For a custom voice (your spokesperson, brand voice):

  1. Upload voice samples to ElevenLabs UI (their consent + capture flow)
  2. ElevenLabs creates a cloned voice
  3. Reference the new voice_id in Wevion

Allows scaling spokesperson voice across hundreds of ad variants without recording each one.

Best practices

Test short before long

Generate 1-2 sentences to validate voice + pronunciation. Then generate full script.

Use punctuation deliberately

Commas = short pause. Periods = full pause. Em-dashes — like this — = thoughtful pause. TTS respects these.

Match voice to ad mood

  • Energetic ads: faster voice with enthusiasm
  • Trust / authority ads: deeper voice with measured pace
  • Casual / friendly: lighter voice, conversational

Pair with compositing immediately

Audio alone has limited use. Pair with video via ch-117 compositing for ad-ready output.

Common mistakes

  • Generating long monologue: cut into shorter sections for better pacing + easier iteration
  • Wrong language for voice: voice trained on English speaking Italian = strange accent. Use locale-matched voice.
  • Treating TTS like talking-head video: TTS is audio only; you still need visuals (video or static image carousel)
  • Skipping iteration: first TTS generation rarely perfect; iterate on punctuation + pacing

Common issues

  • Mispronunciation of brand name: use phonetic spelling in the input
  • Tone too monotone: try ElevenLabs with higher style exaggeration; or OpenAI TTS with a more expressive voice
  • Audio cuts off mid-sentence: text length may have hit provider limit; split into multiple shorter generations
  • Languages mixed mid-script: providers handle code-switching poorly; keep single-language scripts

FAQ

Which TTS provider should I use in Wevion?

Wevion's Creative Hub offers two text-to-speech providers. elevenlabs delivers the highest fidelity, excellent multilingual support, voice cloning, and emotional tone control, but costs more and runs slower. openai_tts is faster and cheaper with stable English quality. A common pattern is using OpenAI TTS for iteration and ElevenLabs for the final voiceover.

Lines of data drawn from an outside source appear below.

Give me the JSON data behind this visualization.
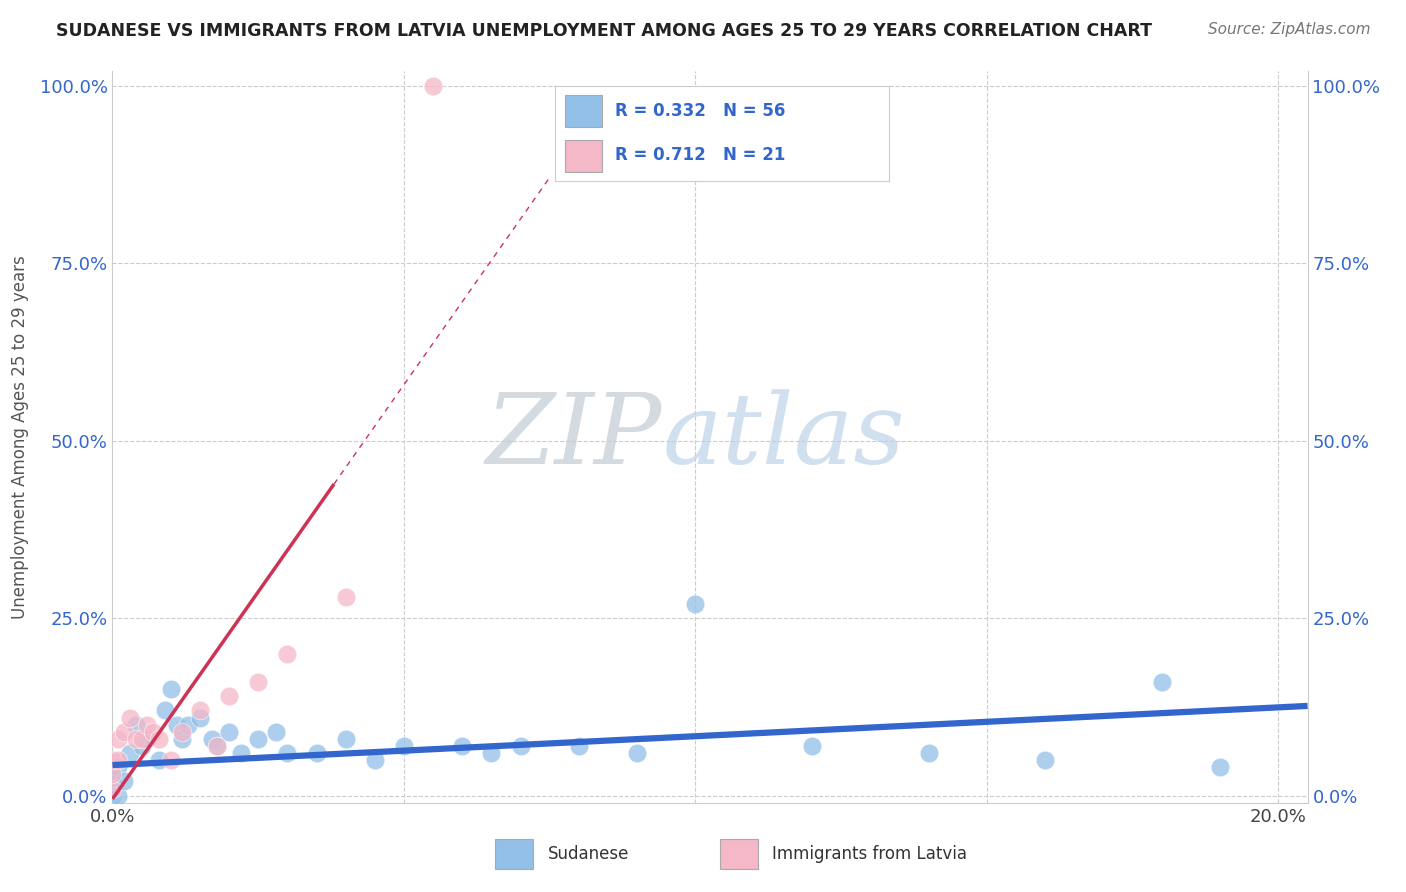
{
  "title": "SUDANESE VS IMMIGRANTS FROM LATVIA UNEMPLOYMENT AMONG AGES 25 TO 29 YEARS CORRELATION CHART",
  "source_text": "Source: ZipAtlas.com",
  "ylabel": "Unemployment Among Ages 25 to 29 years",
  "xlim": [
    0.0,
    0.205
  ],
  "ylim": [
    -0.01,
    1.02
  ],
  "ytick_values": [
    0.0,
    0.25,
    0.5,
    0.75,
    1.0
  ],
  "ytick_labels": [
    "0.0%",
    "25.0%",
    "50.0%",
    "75.0%",
    "100.0%"
  ],
  "xtick_values": [
    0.0,
    0.2
  ],
  "xtick_labels": [
    "0.0%",
    "20.0%"
  ],
  "sudanese_color": "#92c0e8",
  "sudanese_edge_color": "#6aa8d8",
  "latvia_color": "#f4b8c8",
  "latvia_edge_color": "#e8a0b4",
  "sudanese_line_color": "#3366cc",
  "latvia_line_color": "#cc3355",
  "sudanese_R": 0.332,
  "sudanese_N": 56,
  "latvia_R": 0.712,
  "latvia_N": 21,
  "watermark_zip": "ZIP",
  "watermark_atlas": "atlas",
  "background_color": "#ffffff",
  "grid_color": "#cccccc",
  "legend_text_color": "#3366cc",
  "title_color": "#222222",
  "ylabel_color": "#555555",
  "tick_color": "#3366cc",
  "sudanese_x": [
    0.0,
    0.0,
    0.0,
    0.0,
    0.0,
    0.0,
    0.0,
    0.0,
    0.0,
    0.0,
    0.0,
    0.0,
    0.0,
    0.0,
    0.0,
    0.0,
    0.0,
    0.0,
    0.0,
    0.0,
    0.001,
    0.001,
    0.002,
    0.003,
    0.004,
    0.005,
    0.006,
    0.008,
    0.009,
    0.01,
    0.011,
    0.012,
    0.013,
    0.015,
    0.017,
    0.018,
    0.02,
    0.022,
    0.025,
    0.028,
    0.03,
    0.035,
    0.04,
    0.045,
    0.05,
    0.06,
    0.065,
    0.07,
    0.08,
    0.09,
    0.1,
    0.12,
    0.14,
    0.16,
    0.18,
    0.19
  ],
  "sudanese_y": [
    0.0,
    0.0,
    0.0,
    0.0,
    0.0,
    0.005,
    0.005,
    0.008,
    0.01,
    0.01,
    0.012,
    0.015,
    0.015,
    0.02,
    0.02,
    0.02,
    0.025,
    0.025,
    0.03,
    0.03,
    0.0,
    0.04,
    0.02,
    0.06,
    0.1,
    0.07,
    0.08,
    0.05,
    0.12,
    0.15,
    0.1,
    0.08,
    0.1,
    0.11,
    0.08,
    0.07,
    0.09,
    0.06,
    0.08,
    0.09,
    0.06,
    0.06,
    0.08,
    0.05,
    0.07,
    0.07,
    0.06,
    0.07,
    0.07,
    0.06,
    0.27,
    0.07,
    0.06,
    0.05,
    0.16,
    0.04
  ],
  "latvia_x": [
    0.0,
    0.0,
    0.0,
    0.001,
    0.001,
    0.002,
    0.003,
    0.004,
    0.005,
    0.006,
    0.007,
    0.008,
    0.01,
    0.012,
    0.015,
    0.018,
    0.02,
    0.025,
    0.03,
    0.04,
    0.055
  ],
  "latvia_y": [
    0.01,
    0.03,
    0.05,
    0.05,
    0.08,
    0.09,
    0.11,
    0.08,
    0.08,
    0.1,
    0.09,
    0.08,
    0.05,
    0.09,
    0.12,
    0.07,
    0.14,
    0.16,
    0.2,
    0.28,
    1.0
  ]
}
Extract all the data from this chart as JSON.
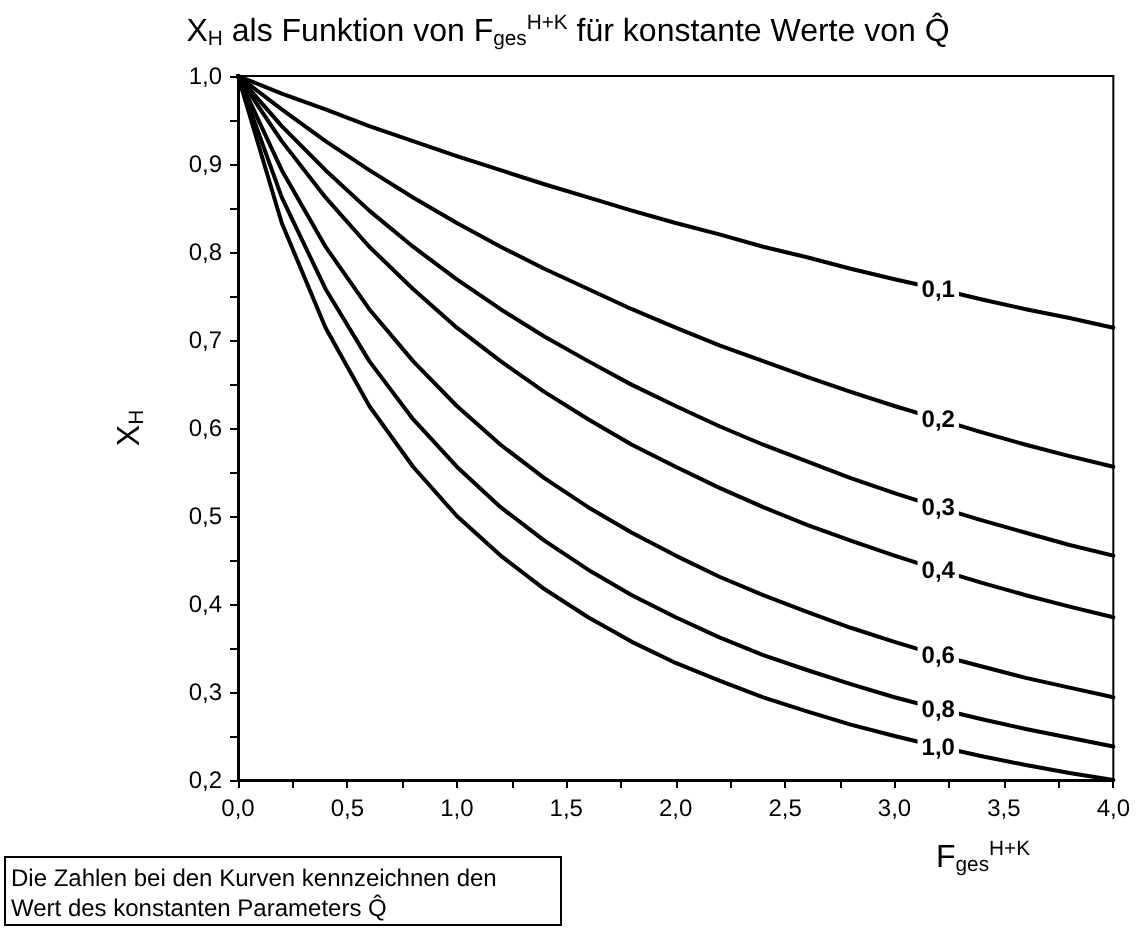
{
  "chart_data": {
    "type": "line",
    "title": "X$_{H}$ als Funktion von F$_{ges}$$^{H+K}$ für konstante Werte von Q̂",
    "xlabel": "F$_{ges}$$^{H+K}$",
    "ylabel": "X$_{H}$",
    "annotations": [
      "Die Zahlen bei den Kurven kennzeichnen den Wert des konstanten Parameters Q̂"
    ],
    "x": [
      0,
      0.2,
      0.4,
      0.6,
      0.8,
      1.0,
      1.2,
      1.4,
      1.6,
      1.8,
      2.0,
      2.2,
      2.4,
      2.6,
      2.8,
      3.0,
      3.2,
      3.4,
      3.6,
      3.8,
      4.0
    ],
    "series": [
      {
        "name": "0,1",
        "color": "#000000",
        "values": [
          1,
          0.98,
          0.962,
          0.943,
          0.926,
          0.909,
          0.893,
          0.877,
          0.862,
          0.847,
          0.833,
          0.82,
          0.806,
          0.794,
          0.781,
          0.769,
          0.758,
          0.746,
          0.735,
          0.725,
          0.714
        ]
      },
      {
        "name": "0,2",
        "color": "#000000",
        "values": [
          1,
          0.962,
          0.926,
          0.893,
          0.862,
          0.833,
          0.806,
          0.781,
          0.758,
          0.735,
          0.714,
          0.694,
          0.676,
          0.658,
          0.641,
          0.625,
          0.61,
          0.595,
          0.581,
          0.568,
          0.556
        ]
      },
      {
        "name": "0,3",
        "color": "#000000",
        "values": [
          1,
          0.943,
          0.893,
          0.847,
          0.806,
          0.769,
          0.735,
          0.704,
          0.676,
          0.649,
          0.625,
          0.602,
          0.581,
          0.562,
          0.543,
          0.526,
          0.51,
          0.495,
          0.481,
          0.467,
          0.455
        ]
      },
      {
        "name": "0,4",
        "color": "#000000",
        "values": [
          1,
          0.926,
          0.862,
          0.806,
          0.758,
          0.714,
          0.676,
          0.641,
          0.61,
          0.581,
          0.556,
          0.532,
          0.51,
          0.49,
          0.472,
          0.455,
          0.439,
          0.424,
          0.41,
          0.397,
          0.385
        ]
      },
      {
        "name": "0,6",
        "color": "#000000",
        "values": [
          1,
          0.893,
          0.806,
          0.735,
          0.676,
          0.625,
          0.581,
          0.543,
          0.51,
          0.481,
          0.455,
          0.431,
          0.41,
          0.391,
          0.373,
          0.357,
          0.342,
          0.329,
          0.316,
          0.305,
          0.294
        ]
      },
      {
        "name": "0,8",
        "color": "#000000",
        "values": [
          1,
          0.862,
          0.758,
          0.676,
          0.61,
          0.556,
          0.51,
          0.472,
          0.439,
          0.41,
          0.385,
          0.362,
          0.342,
          0.325,
          0.309,
          0.294,
          0.281,
          0.269,
          0.258,
          0.248,
          0.238
        ]
      },
      {
        "name": "1,0",
        "color": "#000000",
        "values": [
          1,
          0.833,
          0.714,
          0.625,
          0.556,
          0.5,
          0.455,
          0.417,
          0.385,
          0.357,
          0.333,
          0.313,
          0.294,
          0.278,
          0.263,
          0.25,
          0.238,
          0.227,
          0.217,
          0.208,
          0.2
        ]
      }
    ],
    "xlim": [
      0,
      4
    ],
    "xticks": [
      {
        "value": 0,
        "label": "0,0"
      },
      {
        "value": 0.25,
        "label": null
      },
      {
        "value": 0.5,
        "label": "0,5"
      },
      {
        "value": 0.75,
        "label": null
      },
      {
        "value": 1,
        "label": "1,0"
      },
      {
        "value": 1.25,
        "label": null
      },
      {
        "value": 1.5,
        "label": "1,5"
      },
      {
        "value": 1.75,
        "label": null
      },
      {
        "value": 2,
        "label": "2,0"
      },
      {
        "value": 2.25,
        "label": null
      },
      {
        "value": 2.5,
        "label": "2,5"
      },
      {
        "value": 2.75,
        "label": null
      },
      {
        "value": 3,
        "label": "3,0"
      },
      {
        "value": 3.25,
        "label": null
      },
      {
        "value": 3.5,
        "label": "3,5"
      },
      {
        "value": 3.75,
        "label": null
      },
      {
        "value": 4,
        "label": "4,0"
      }
    ],
    "ylim": [
      0.2,
      1.0
    ],
    "yticks": [
      {
        "value": 0.2,
        "label": "0,2"
      },
      {
        "value": 0.25,
        "label": null
      },
      {
        "value": 0.3,
        "label": "0,3"
      },
      {
        "value": 0.35,
        "label": null
      },
      {
        "value": 0.4,
        "label": "0,4"
      },
      {
        "value": 0.45,
        "label": null
      },
      {
        "value": 0.5,
        "label": "0,5"
      },
      {
        "value": 0.55,
        "label": null
      },
      {
        "value": 0.6,
        "label": "0,6"
      },
      {
        "value": 0.65,
        "label": null
      },
      {
        "value": 0.7,
        "label": "0,7"
      },
      {
        "value": 0.75,
        "label": null
      },
      {
        "value": 0.8,
        "label": "0,8"
      },
      {
        "value": 0.85,
        "label": null
      },
      {
        "value": 0.9,
        "label": "0,9"
      },
      {
        "value": 0.95,
        "label": null
      },
      {
        "value": 1.0,
        "label": "1,0"
      }
    ],
    "grid": false,
    "legend": false
  }
}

Can I clone a voice in Wevion?

Yes, through ElevenLabs. Upload voice samples to the ElevenLabs UI using their consent and capture flow, let ElevenLabs create the cloned voice, then reference that new voice_id in Wevion. This lets you scale your spokesperson or brand voice across hundreds of ad variants without recording each line individually.

How do I generate multilingual voiceover?

Translate your script, then generate TTS in each language using an appropriate voice_id and the matching language code. In Wevion, picking a voice native to the target language gives a natural accent. You can then pair each audio track with the same video through compositing, producing localized ads from a single video asset.

How do I make TTS sound natural?

Write TTS-friendly text: keep sentences under about 20 words, use natural punctuation since commas and periods drive pauses, avoid all-caps because some providers shout it, and use phonetic spelling for tricky names. Test one or two sentences first to validate the voice and pronunciation before generating the full script, and iterate on punctuation and pacing.